Due to prior research showing that WAY-100635 affects mephedrone, MDMA, and 8-OH-DPAT produced hypothermia, we hypothesized that inhibition of the 5-HT1A receptor by WAY-100635 would reduce c-fos expression generated by mephedrone and caffeine co-administration. However, WAY-100635 had no effect on the co-administration treatment-induced induction of c-fos expression, which was not anticipated based on prior research. It has been demonstrated that 5-HT1A agonists can lower body temperature, and it has also been demonstrated that WAY-100635 can augment the hyperthermia brought on by DOI, a 5-HT2A/C agonist, emphasizing the significance of the 5-HT1a receptor in thermoregulatory responses. This suggests that the 5-HT2A/C and the 5-HT1A receptors interact in the modulation of body temperature, and perhaps combination treatment influences this interaction between these receptors, in which the 5-HT2A/C receptor primarily mediates this response, justifying why WAY-100635 had no impact on the thermoregulation.
The mediating role of other receptors in the combination therapy’s effects must be greater. The role of the 5-HT1B receptor in mediating the effects of mephedrone has been shown in earlier research. For instance, Shortall observed that 5-HT1B receptor inhibition reduced the hyperactivity caused by mephedrone. Furthermore, persistent, acute cocaine bingeing elevated 5-HT1B receptor by 80% in the NacC and DS, underlining the significance of the 5-HT1B receptor in the mediation of psychostimulant produced effects. 5-HT1B knockout mice failed to generate a CPP following different dosages of cocaine. Specifically, 5-HT1B receptors in the Nac have proved particularly important, with activation of the 5-HT1B receptors in the Nac reducing amphetamine self-stimulation, whilst also attenuating the response-potentiating effect of amphetamine. It is believed that 5-HT1B located on GABAergic terminals that project from the Nac to VTA inhibit GABA release which ultimately disinhibit neurons within the VTA, inducing the effects mentioned above. The fact that mephedrone has a high affinity for the 5-HT2A/2C receptors suggests that it may be the cause of these effects. M100,907, a 5-HT2A receptor antagonist, reduced the effects of cocaine on locomotion, whereas SB242,084, a 5-HT2C receptor antagonist, had the opposite effect and increased the effects of cocaine on locomotion.

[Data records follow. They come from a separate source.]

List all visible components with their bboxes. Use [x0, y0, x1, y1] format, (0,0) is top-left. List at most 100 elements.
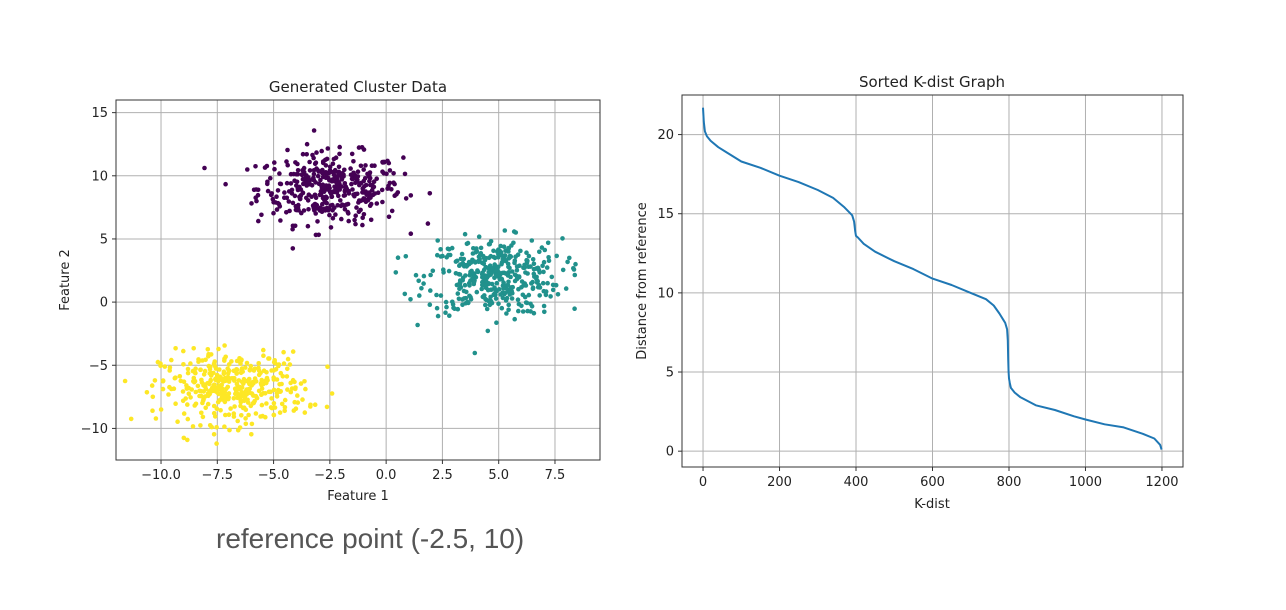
scatter-point	[351, 192, 356, 197]
scatter-point	[339, 216, 344, 222]
scatter-point	[293, 204, 299, 209]
scatter-point	[443, 299, 449, 305]
scatter-point	[507, 255, 512, 261]
scatter-point	[249, 391, 255, 396]
scatter-point	[271, 401, 277, 406]
scatter-point	[499, 305, 505, 311]
scatter-point	[530, 257, 536, 262]
scatter-point	[572, 272, 578, 278]
scatter-point	[181, 435, 187, 441]
scatter-point	[324, 195, 330, 201]
scatter-point	[245, 387, 250, 392]
scatter-point	[311, 128, 317, 133]
scatter-point	[186, 391, 192, 397]
x-tick-label: 2.5	[432, 468, 453, 483]
scatter-point	[189, 387, 194, 392]
scatter-point	[301, 181, 306, 187]
scatter-point	[481, 267, 487, 273]
y-axis-ticks: 15 10 5 0 −5 −10	[81, 106, 116, 437]
scatter-point	[416, 278, 422, 284]
scatter-point	[185, 370, 191, 376]
scatter-point	[565, 259, 570, 265]
scatter-point	[295, 186, 301, 191]
scatter-point	[528, 301, 533, 307]
scatter-point	[428, 272, 433, 278]
scatter-point	[266, 389, 272, 395]
scatter-point	[402, 171, 408, 177]
scatter-point	[226, 379, 232, 384]
scatter-point	[241, 405, 247, 411]
scatter-point	[271, 387, 277, 393]
scatter-point	[185, 416, 191, 422]
scatter-point	[222, 424, 227, 430]
scatter-point	[517, 263, 522, 269]
scatter-point	[526, 253, 532, 259]
scatter-point	[428, 288, 433, 293]
scatter-point	[288, 181, 294, 186]
scatter-point	[457, 286, 462, 292]
scatter-point	[169, 357, 174, 363]
scatter-point	[311, 206, 317, 211]
scatter-point	[427, 191, 433, 196]
scatter-point	[408, 193, 414, 198]
scatter-point	[173, 346, 178, 351]
scatter-point	[365, 197, 371, 203]
scatter-point	[469, 268, 474, 274]
scatter-point	[522, 294, 528, 300]
scatter-point	[567, 255, 572, 261]
scatter-point	[261, 353, 266, 359]
scatter-point	[504, 295, 510, 301]
scatter-point	[497, 277, 503, 282]
scatter-point	[476, 254, 482, 260]
scatter-point	[234, 358, 240, 364]
scatter-point	[453, 271, 459, 276]
scatter-point	[541, 303, 547, 309]
scatter-point	[473, 249, 479, 255]
scatter-point	[360, 186, 366, 191]
y-axis-label: Feature 2	[58, 249, 73, 311]
scatter-point	[255, 218, 261, 224]
scatter-point	[221, 369, 227, 375]
grid-lines	[116, 100, 600, 460]
scatter-point	[479, 286, 485, 292]
scatter-point	[207, 381, 212, 387]
scatter-point	[348, 166, 353, 171]
scatter-point	[326, 184, 331, 189]
scatter-point	[216, 346, 221, 352]
scatter-point	[200, 398, 206, 404]
scatter-point	[524, 300, 530, 306]
scatter-point	[355, 179, 360, 184]
x-tick-label: 800	[997, 475, 1022, 490]
scatter-point	[166, 392, 171, 397]
scatter-point	[358, 180, 364, 186]
scatter-point	[288, 389, 294, 395]
scatter-point	[472, 350, 478, 356]
scatter-point	[438, 247, 443, 252]
scatter-point	[368, 201, 374, 207]
scatter-point	[524, 250, 529, 255]
scatter-point	[330, 161, 336, 166]
scatter-point	[345, 209, 351, 215]
scatter-point	[340, 171, 345, 176]
scatter-point	[247, 368, 253, 373]
scatter-point	[255, 192, 261, 198]
scatter-point	[302, 410, 308, 415]
scatter-point	[193, 389, 199, 395]
scatter-point	[239, 413, 244, 418]
scatter-point	[541, 269, 546, 275]
scatter-point	[198, 423, 203, 428]
scatter-point	[360, 222, 365, 228]
scatter-point	[305, 223, 311, 229]
scatter-point	[489, 281, 495, 287]
scatter-point	[518, 248, 523, 254]
scatter-point	[299, 172, 305, 178]
scatter-point	[434, 305, 440, 311]
scatter-point	[403, 196, 409, 201]
scatter-point	[300, 397, 305, 402]
scatter-point	[258, 414, 263, 419]
scatter-point	[494, 280, 500, 286]
scatter-point	[380, 199, 385, 205]
x-tick-label: 5.0	[488, 468, 509, 483]
scatter-point	[226, 362, 232, 367]
scatter-point	[301, 165, 307, 171]
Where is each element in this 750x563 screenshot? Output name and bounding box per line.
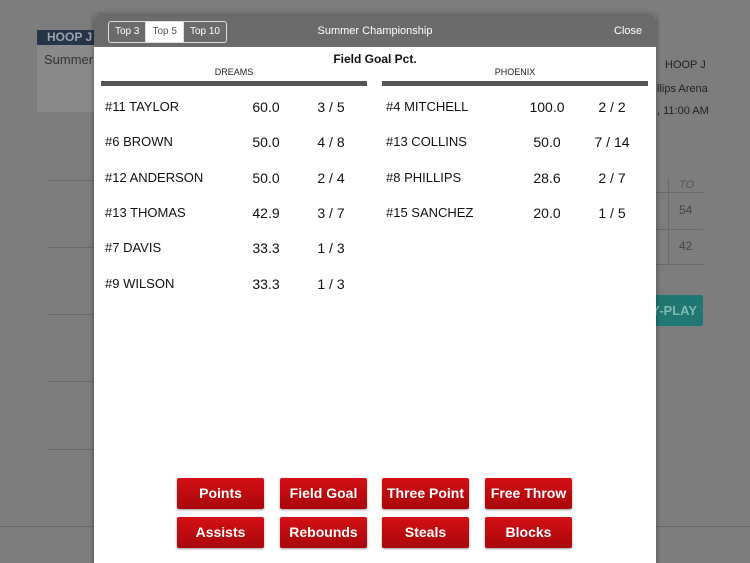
player-pct: 50.0 [252, 134, 280, 151]
player-made-attempted: 1 / 5 [598, 204, 626, 221]
player-name: #12 ANDERSON [105, 169, 204, 185]
player-made-attempted: 4 / 8 [317, 134, 345, 151]
table-header: TO [679, 179, 695, 191]
modal [94, 15, 656, 563]
player-name: #13 THOMAS [105, 204, 186, 220]
stat-button[interactable]: Free Throw [485, 478, 572, 509]
left-header: HOOP J [37, 30, 95, 45]
player-made-attempted: 2 / 2 [598, 99, 626, 115]
stat-title: Field Goal Pct. [333, 52, 417, 66]
player-made-attempted: 3 / 7 [317, 204, 345, 221]
team-bar [101, 81, 367, 86]
modal-header [94, 15, 656, 47]
table-value: 42 [679, 239, 693, 253]
right-header: HOOP J [665, 59, 706, 71]
stat-button[interactable]: Field Goal [280, 478, 367, 509]
stat-button[interactable]: Assists [177, 517, 264, 548]
player-pct: 60.0 [252, 99, 280, 115]
modal-title: Summer Championship [317, 25, 433, 37]
left-subtitle: Summer [44, 52, 94, 67]
stat-button[interactable]: Blocks [485, 517, 572, 548]
table-value: 54 [679, 203, 693, 217]
player-pct: 50.0 [252, 169, 280, 186]
player-pct: 33.3 [252, 240, 280, 257]
player-name: #9 WILSON [105, 275, 175, 291]
player-made-attempted: 7 / 14 [594, 134, 630, 151]
tab[interactable]: Top 5 [145, 22, 183, 42]
player-name: #4 MITCHELL [386, 99, 469, 114]
player-made-attempted: 1 / 3 [317, 240, 345, 257]
team-bar [382, 81, 648, 86]
player-made-attempted: 2 / 7 [598, 169, 626, 186]
tab[interactable]: Top 3 [115, 26, 140, 37]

The results of the current investigation show that mephedrone and caffeine have additive effects that are similar to those of MDMA and caffeine. These findings point to the possibility of additional negative effects in recreational users and emphasize the significance of understanding the pharmacology of co-administered drugs of abuse in order to examine any interactions and negative effects that may result. This will aid in the development of efficient treatments for the negative effects of psychostimulants and lessen the harm caused to human users. Although this study did not identify the receptors involved in the downstream effects induced by combined treatment because, unlike mephedrone alone, these appear insensitive to 5-HT1A receptor blockade, it will permit future studies to identify the specific receptors involved by inhibiting other potential targets. This is especially important in recreational drugs of abuse which are frequently combined with adulterants, like caffeine.